A psychoanalytic colleague shared an NPR interview with Oliver Sacks in which he talked a bit about having been in therapy practically throughout adulthood, its relevance, and meaning: "Dr. Sacks you've been in psychoanalysis for 46 years with the same analyst. Do you think this has anything to do with your seemingly healthy mental well-being? Dr. Sacks replied: 'I think my analyst knows me very well and I think he likes me, which helps me like myself, and that's something that has not always been easy for me to do.' "

I remember a voice in dream telling me, "Healing takes a good long time." This transformative message came from the unconscious many years ago when I first began treating trauma survivors. Pressure was being exerted within psychology to treat people quicker, get them stable and feeling better, then discharge them from care. The unconscious was clear, via this dream, that quick and out  therapy is simply not the way of soul and that I am not to practice anything other than soulful psychology. 

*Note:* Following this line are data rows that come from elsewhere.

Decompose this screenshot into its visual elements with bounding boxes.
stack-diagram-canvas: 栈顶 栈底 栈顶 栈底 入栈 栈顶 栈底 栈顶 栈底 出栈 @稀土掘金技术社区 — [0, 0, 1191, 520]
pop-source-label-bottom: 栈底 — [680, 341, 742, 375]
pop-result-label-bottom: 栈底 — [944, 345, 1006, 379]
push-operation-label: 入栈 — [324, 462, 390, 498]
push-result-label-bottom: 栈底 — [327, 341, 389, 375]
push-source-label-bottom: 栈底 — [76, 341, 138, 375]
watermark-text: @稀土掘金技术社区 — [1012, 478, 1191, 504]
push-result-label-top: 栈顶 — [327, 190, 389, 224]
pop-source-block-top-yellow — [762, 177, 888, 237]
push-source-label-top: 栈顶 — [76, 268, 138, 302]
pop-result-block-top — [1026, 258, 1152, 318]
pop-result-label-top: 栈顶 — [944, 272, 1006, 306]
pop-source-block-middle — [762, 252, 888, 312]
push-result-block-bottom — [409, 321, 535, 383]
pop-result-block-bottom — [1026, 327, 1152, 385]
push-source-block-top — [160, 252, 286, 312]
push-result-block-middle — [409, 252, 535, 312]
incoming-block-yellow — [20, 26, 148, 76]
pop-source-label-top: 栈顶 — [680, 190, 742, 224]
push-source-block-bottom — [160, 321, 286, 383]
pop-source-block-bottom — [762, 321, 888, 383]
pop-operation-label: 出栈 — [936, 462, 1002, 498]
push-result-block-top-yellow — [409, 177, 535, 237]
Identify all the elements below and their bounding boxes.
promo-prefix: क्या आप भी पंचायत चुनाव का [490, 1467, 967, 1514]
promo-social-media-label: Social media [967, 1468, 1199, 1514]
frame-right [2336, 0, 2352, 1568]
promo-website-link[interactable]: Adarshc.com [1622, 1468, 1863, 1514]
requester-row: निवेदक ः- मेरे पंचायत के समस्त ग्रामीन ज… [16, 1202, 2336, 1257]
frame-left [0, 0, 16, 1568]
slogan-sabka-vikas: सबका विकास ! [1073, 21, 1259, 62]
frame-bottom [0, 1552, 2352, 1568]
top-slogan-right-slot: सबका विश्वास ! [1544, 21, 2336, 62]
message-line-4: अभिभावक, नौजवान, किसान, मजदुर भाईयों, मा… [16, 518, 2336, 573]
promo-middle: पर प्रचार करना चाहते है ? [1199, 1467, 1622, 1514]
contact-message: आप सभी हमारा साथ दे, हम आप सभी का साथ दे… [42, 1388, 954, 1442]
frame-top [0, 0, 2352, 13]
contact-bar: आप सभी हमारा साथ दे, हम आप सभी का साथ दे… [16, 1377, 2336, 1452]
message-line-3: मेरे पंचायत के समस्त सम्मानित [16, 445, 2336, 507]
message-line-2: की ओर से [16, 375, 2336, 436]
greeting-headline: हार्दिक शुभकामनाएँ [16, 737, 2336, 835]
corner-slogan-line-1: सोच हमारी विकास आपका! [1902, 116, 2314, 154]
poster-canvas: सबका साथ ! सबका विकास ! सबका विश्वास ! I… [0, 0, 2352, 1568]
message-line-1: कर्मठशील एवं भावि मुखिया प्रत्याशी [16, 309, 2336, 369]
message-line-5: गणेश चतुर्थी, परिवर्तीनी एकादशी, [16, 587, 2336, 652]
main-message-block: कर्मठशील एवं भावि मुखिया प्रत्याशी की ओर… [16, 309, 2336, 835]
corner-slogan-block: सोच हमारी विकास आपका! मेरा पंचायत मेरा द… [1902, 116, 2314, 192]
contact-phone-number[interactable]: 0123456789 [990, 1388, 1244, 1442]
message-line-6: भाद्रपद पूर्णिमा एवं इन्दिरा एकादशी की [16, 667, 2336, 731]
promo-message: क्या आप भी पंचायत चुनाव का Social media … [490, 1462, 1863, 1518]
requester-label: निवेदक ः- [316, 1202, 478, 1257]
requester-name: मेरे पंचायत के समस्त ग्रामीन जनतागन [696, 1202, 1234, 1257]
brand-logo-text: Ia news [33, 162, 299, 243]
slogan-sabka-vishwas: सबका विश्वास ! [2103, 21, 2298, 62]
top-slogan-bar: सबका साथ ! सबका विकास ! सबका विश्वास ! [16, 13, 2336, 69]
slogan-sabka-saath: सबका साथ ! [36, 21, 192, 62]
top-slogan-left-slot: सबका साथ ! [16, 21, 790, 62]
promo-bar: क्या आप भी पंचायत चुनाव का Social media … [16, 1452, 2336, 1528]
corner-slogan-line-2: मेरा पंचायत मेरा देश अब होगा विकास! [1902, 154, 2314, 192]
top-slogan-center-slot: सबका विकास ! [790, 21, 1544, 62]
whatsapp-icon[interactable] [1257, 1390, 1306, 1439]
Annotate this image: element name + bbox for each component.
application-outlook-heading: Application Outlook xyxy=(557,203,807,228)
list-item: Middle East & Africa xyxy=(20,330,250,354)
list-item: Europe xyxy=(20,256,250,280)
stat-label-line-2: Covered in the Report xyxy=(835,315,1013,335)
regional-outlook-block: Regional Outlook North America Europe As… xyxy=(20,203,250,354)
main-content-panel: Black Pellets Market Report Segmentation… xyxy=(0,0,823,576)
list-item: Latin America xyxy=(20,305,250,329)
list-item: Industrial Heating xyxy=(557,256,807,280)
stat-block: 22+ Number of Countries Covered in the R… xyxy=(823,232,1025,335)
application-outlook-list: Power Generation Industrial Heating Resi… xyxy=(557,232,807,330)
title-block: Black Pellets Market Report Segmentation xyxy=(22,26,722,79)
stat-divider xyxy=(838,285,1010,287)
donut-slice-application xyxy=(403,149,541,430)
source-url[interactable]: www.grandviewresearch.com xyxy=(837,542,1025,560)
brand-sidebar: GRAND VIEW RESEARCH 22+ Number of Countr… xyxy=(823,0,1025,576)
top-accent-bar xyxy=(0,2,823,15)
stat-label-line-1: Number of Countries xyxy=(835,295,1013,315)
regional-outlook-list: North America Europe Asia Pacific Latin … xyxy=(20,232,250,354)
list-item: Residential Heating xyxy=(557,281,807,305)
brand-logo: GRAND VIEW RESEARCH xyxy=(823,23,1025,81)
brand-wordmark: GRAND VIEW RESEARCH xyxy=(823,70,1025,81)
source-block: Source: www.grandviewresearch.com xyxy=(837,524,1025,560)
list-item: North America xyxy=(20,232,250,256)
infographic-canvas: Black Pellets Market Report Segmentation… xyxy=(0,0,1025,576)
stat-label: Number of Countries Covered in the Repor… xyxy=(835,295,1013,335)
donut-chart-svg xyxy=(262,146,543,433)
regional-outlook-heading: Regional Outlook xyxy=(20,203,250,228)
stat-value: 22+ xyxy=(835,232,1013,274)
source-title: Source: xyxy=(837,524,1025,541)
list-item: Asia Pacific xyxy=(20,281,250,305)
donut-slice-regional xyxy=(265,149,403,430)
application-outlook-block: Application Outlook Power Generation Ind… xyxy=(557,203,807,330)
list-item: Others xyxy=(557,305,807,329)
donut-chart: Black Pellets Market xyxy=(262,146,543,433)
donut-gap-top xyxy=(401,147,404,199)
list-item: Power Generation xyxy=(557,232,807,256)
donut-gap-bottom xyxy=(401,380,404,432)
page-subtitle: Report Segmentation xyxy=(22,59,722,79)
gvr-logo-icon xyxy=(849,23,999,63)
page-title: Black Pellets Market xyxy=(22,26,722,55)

A psychodynamic colleague and scholar at NYU shared with me his soon to be published paper on psychological companioning. Some patients have the need to be seen through in their healing process for a long time, a very long time, some for lifetime. As noted with Oliver Sacks, there is relevance and meaning to engaging our healing process and realizing that it is a life long process that may benefit from a lifetime of care.